Le seul outil dont ces États disposent apparemment pour attirer l’industrie sont des allègements fiscaux généreux accordés aux entreprises pour les inciter à rester dans l’État ou à s’y installer. Le New Jersey a offert à Amazon 1,4 milliard de dollars en crédits d’impôt pour construire un deuxième siège social à Newark. Mais à mesure que la base industrielle se flétrit et que les syndicats publics continuent d’exercer le pouvoir politique, les États doivent continuer à augmenter les impôts pour faire face aux coûts croissants des droits sociaux et des prestations de retraite. Chaque hausse d’impôts incite davantage d’entreprises à partir. Le résultat est voué à l’échec et insoutenable.
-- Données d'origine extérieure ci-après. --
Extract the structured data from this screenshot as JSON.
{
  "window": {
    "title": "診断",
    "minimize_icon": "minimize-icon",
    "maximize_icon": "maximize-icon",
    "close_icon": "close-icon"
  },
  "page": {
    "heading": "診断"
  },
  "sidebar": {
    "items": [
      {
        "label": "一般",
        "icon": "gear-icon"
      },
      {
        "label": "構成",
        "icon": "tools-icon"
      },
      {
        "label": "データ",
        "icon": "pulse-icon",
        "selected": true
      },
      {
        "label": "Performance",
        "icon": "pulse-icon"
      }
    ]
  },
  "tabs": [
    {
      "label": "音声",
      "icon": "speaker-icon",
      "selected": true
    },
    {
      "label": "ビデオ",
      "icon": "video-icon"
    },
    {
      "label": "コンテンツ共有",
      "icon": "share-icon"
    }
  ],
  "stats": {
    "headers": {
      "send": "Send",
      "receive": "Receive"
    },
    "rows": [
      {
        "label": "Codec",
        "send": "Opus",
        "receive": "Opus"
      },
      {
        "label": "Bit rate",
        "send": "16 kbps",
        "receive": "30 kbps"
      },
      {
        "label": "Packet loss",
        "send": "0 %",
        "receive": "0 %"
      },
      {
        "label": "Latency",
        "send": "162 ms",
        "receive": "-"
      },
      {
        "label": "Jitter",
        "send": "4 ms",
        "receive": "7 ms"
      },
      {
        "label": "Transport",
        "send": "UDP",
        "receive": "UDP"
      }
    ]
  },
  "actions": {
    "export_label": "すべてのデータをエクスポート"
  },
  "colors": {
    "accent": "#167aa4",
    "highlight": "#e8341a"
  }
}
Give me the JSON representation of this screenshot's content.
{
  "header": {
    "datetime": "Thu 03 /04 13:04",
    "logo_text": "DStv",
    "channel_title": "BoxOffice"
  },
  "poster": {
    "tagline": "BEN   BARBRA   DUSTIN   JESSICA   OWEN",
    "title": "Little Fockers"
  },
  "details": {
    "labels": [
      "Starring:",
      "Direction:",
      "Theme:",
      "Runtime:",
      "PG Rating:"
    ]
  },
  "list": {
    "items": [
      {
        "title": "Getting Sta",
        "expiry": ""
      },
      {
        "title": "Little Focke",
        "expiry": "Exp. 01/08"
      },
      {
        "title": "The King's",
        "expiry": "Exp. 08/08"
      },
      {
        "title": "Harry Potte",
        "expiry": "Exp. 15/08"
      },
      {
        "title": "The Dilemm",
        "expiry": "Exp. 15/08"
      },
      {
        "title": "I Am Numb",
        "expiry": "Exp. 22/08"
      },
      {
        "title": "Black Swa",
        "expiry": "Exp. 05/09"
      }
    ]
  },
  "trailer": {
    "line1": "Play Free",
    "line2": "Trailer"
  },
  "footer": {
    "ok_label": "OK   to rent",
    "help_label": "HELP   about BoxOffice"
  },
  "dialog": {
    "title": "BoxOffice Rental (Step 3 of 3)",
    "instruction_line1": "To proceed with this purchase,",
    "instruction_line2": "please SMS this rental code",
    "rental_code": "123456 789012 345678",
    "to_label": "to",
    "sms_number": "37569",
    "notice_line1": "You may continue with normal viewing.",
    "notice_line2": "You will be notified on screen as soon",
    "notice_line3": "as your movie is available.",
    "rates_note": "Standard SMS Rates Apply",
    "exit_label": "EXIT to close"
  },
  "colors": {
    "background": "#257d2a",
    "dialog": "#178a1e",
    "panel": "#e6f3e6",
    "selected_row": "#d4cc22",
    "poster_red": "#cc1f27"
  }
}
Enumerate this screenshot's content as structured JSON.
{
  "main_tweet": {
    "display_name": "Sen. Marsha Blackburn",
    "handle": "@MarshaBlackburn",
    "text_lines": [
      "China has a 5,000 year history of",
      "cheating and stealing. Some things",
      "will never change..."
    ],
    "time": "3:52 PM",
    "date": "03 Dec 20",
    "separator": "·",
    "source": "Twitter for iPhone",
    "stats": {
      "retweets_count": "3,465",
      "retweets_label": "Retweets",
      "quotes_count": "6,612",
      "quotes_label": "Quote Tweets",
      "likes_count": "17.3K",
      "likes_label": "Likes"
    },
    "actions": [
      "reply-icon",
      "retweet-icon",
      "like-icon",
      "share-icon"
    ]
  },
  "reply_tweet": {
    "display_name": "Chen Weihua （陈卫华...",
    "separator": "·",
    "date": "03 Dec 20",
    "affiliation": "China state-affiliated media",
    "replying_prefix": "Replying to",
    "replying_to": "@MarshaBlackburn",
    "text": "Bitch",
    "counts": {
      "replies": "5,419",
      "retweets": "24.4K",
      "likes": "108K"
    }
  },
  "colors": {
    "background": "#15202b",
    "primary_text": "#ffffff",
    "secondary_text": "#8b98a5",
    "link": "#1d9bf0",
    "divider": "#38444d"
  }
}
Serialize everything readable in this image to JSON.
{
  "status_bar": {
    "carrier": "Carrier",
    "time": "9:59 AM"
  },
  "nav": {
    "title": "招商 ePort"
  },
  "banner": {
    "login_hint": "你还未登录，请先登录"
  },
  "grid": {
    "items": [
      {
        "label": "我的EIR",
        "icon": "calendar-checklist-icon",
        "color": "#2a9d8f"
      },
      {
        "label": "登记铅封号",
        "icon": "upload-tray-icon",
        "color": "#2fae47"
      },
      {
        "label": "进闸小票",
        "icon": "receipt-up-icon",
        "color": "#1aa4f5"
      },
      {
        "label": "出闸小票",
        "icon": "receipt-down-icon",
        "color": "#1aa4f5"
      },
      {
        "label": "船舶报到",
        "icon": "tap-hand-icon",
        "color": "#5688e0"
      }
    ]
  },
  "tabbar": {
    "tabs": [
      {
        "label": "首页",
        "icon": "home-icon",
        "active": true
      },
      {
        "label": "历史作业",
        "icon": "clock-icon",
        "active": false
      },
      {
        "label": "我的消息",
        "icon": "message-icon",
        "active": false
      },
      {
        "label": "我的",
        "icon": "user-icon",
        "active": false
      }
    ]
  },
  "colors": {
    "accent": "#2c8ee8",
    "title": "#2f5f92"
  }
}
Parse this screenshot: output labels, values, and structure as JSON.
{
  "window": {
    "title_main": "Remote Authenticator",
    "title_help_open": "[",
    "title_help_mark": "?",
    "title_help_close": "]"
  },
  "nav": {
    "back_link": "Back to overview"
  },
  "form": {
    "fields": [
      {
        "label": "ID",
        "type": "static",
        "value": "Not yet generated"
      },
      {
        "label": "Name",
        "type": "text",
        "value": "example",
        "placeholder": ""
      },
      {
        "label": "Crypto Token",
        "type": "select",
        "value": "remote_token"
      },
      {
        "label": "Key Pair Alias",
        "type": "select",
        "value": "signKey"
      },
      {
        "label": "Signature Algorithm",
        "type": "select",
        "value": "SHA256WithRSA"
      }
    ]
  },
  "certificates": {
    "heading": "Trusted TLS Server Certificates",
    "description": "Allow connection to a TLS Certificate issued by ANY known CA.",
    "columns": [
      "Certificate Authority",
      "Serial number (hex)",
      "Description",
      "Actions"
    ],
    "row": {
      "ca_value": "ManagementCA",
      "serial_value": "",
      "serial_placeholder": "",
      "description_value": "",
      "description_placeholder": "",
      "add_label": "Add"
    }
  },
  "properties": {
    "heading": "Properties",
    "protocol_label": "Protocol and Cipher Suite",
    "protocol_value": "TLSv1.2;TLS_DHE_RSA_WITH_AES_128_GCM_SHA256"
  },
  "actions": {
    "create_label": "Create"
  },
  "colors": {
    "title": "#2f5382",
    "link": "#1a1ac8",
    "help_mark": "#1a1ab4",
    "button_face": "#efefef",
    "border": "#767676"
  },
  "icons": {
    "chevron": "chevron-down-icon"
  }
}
Les travailleurs américains qui perdent leur emploi se retrouvent essentiellement livrés à eux-mêmes. Les intermédiaires de main-d'œuvre fournissent une structure et des programmes d'études aux travailleurs expérimentés dont les compétences sont obsolètes. L’exemple de la Caroline du Nord suggère qu’il existe d’autres options politiques plus rentables pour lutter contre la désindustrialisation, outre le simple recours aux politiques fiscales, le principal levier d’aujourd’hui. La Caroline du Nord peut encore offrir des incitations fiscales pour attirer les entreprises, mais une main-d'œuvre qualifiée constitue la meilleure incitation de toutes.